The combination of Labour’s miserabilist message on public finances with the costly scandal over its own donations has contributed to an astonishing collapse in Starmer’s popularity since his election win. An opinion poll published by Opinium on Sunday found his net approval rating had dropped to the same depths as Rishi Sunak, the former Tory prime minister that Starmer routed at the ballot box 12 weeks ago.
He pointed to a sparsely detailed economic agenda, adding: “The PM and chancellor have labored on the tough decisions, but given us relatively limited information about what those will look like. The almost sole focus on Winter Fuel Payments has made the government look like it’s unfair and out of touch.”

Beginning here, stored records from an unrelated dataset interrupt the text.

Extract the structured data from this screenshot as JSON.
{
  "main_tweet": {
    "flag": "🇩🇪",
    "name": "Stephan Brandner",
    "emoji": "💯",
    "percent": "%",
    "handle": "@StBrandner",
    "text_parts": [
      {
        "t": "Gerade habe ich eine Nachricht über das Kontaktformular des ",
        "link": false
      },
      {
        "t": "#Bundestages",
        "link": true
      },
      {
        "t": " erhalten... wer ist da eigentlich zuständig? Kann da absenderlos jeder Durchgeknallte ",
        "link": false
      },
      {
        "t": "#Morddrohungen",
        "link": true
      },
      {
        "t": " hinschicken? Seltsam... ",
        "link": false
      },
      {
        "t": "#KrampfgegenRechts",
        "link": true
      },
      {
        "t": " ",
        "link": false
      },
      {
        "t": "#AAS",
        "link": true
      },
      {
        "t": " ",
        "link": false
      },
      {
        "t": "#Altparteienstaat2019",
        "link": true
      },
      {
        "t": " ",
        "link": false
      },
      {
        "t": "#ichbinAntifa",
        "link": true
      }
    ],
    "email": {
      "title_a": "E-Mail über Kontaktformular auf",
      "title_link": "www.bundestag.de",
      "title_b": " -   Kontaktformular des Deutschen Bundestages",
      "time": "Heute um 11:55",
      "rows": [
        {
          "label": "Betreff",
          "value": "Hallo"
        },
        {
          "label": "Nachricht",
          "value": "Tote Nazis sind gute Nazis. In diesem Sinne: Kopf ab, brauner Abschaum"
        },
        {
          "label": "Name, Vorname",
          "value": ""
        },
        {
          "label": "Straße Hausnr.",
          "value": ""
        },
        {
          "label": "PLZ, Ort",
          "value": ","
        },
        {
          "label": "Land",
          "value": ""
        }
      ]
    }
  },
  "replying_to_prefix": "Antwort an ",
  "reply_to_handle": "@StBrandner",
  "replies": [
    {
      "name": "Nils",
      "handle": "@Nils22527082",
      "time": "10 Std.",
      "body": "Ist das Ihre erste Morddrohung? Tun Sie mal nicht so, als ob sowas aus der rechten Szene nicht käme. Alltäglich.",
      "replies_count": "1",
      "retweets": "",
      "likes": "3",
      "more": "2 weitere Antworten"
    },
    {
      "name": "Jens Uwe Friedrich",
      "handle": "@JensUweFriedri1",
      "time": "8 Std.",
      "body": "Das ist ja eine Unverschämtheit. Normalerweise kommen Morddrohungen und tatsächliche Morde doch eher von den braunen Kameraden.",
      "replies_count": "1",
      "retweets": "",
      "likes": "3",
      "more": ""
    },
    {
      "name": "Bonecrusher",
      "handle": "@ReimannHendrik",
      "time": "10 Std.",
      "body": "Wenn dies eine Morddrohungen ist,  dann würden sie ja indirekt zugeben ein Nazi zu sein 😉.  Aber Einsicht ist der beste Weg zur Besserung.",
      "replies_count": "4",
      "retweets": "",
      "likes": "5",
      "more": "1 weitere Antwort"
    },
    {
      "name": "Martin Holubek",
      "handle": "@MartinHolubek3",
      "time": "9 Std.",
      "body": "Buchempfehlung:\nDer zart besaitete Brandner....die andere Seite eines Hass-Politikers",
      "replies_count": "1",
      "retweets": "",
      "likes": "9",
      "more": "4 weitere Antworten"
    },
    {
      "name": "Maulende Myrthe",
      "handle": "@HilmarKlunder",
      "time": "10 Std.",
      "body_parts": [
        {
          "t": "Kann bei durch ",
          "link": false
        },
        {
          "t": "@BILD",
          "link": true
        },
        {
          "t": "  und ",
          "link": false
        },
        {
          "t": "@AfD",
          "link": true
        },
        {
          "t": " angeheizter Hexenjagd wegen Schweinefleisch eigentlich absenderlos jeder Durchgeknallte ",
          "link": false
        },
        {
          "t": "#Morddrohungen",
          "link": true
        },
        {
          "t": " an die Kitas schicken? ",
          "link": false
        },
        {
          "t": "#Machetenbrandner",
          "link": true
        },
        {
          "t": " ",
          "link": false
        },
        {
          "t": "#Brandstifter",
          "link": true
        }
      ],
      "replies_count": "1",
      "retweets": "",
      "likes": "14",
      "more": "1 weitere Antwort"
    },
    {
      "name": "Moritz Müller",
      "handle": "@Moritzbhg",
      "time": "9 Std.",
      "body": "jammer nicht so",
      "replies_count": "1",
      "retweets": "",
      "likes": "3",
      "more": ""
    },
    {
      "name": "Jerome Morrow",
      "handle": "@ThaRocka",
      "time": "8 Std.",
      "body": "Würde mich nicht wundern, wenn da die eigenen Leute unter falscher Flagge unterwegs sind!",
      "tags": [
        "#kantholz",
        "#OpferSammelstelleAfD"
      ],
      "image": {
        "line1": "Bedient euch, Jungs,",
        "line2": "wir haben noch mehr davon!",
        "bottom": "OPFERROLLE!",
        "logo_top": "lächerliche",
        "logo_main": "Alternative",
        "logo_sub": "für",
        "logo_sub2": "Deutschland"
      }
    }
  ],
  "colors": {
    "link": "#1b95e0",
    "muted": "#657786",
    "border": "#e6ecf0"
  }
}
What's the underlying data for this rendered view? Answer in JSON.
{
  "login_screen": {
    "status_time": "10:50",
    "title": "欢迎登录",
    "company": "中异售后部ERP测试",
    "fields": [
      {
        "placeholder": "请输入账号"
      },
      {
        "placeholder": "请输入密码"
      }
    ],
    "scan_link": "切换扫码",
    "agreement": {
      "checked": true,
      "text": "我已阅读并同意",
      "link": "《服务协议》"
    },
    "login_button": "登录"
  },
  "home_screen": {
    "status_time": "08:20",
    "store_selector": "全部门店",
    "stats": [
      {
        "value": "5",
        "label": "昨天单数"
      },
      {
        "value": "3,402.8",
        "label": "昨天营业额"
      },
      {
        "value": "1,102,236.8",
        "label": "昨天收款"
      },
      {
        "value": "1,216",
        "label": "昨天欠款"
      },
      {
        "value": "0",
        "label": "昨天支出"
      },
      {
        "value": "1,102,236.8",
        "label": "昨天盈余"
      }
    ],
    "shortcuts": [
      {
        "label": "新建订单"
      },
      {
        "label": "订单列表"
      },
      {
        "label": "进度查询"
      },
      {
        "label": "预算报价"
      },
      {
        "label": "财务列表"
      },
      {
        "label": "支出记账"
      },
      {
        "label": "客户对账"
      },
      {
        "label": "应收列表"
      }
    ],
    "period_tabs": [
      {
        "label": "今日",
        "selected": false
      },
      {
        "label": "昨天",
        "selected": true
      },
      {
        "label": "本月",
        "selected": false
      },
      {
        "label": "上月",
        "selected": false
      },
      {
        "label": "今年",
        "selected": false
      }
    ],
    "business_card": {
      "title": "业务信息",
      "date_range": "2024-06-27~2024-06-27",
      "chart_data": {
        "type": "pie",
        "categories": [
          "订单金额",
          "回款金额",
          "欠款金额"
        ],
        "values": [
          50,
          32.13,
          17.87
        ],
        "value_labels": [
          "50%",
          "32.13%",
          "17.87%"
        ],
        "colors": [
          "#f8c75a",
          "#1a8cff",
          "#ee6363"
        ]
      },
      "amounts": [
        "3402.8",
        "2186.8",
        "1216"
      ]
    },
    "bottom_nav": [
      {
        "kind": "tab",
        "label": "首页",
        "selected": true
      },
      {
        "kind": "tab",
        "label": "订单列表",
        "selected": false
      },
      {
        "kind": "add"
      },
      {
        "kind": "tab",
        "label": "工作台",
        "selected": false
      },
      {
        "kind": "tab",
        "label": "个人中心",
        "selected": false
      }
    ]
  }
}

And they have already been forced to lighten their tone, after the barrage of gloom threatened to undermine confidence in Britain’s economy. Reeves, in her keynote speech on Monday, told attendees that “Britain’s best days lie ahead,” a useful pick-me-up after months weeks of somber addresses that blamed the previous Conservative governments for mismanaging public services and for a financial “black hole” that Labour said it discovered after taking office,but failed to hit a hopeful tone for the years ahead.
More painful measures are expected when Chancellor Rachel Reeves outlines the government’s budget next month. Starmer and Reeves have styled themselves as tough, frugal guardians of the public purse, but they are facing pressure to improve their financial offer for Britain’s public services, including a National Health Service (NHS) that was described in a damning review this month as being in “critical condition.”
In a helpfully timed piece of good news, the Organisation for Economic Co-operation and Development said Wednesday that it now expects Britain to log faster economic growth than the eurozone this year, predicting an expansion of 1.1%.
Starmer, who left Liverpool for the United Nations General Assembly in New York, will consider the week a relative success; the party managed to refocus the political narrative on its core message after leaks and missteps threw it off course. Starmer’s speech was was light on fresh content but a heckler was calmly removed and the key messages were confidently delivered.
But a premiership can only survive on doom and gloom for so long, and patience is already wearing thin among much of the wider party.
An MP whose surprise victory in July’s election was illustrative of Labour’s huge success in virtually every pocket of the country was already thinking about what they could run on in five years’ time. “It’s all very well saying it will take a decade,” they said. “But where are the tangibles?”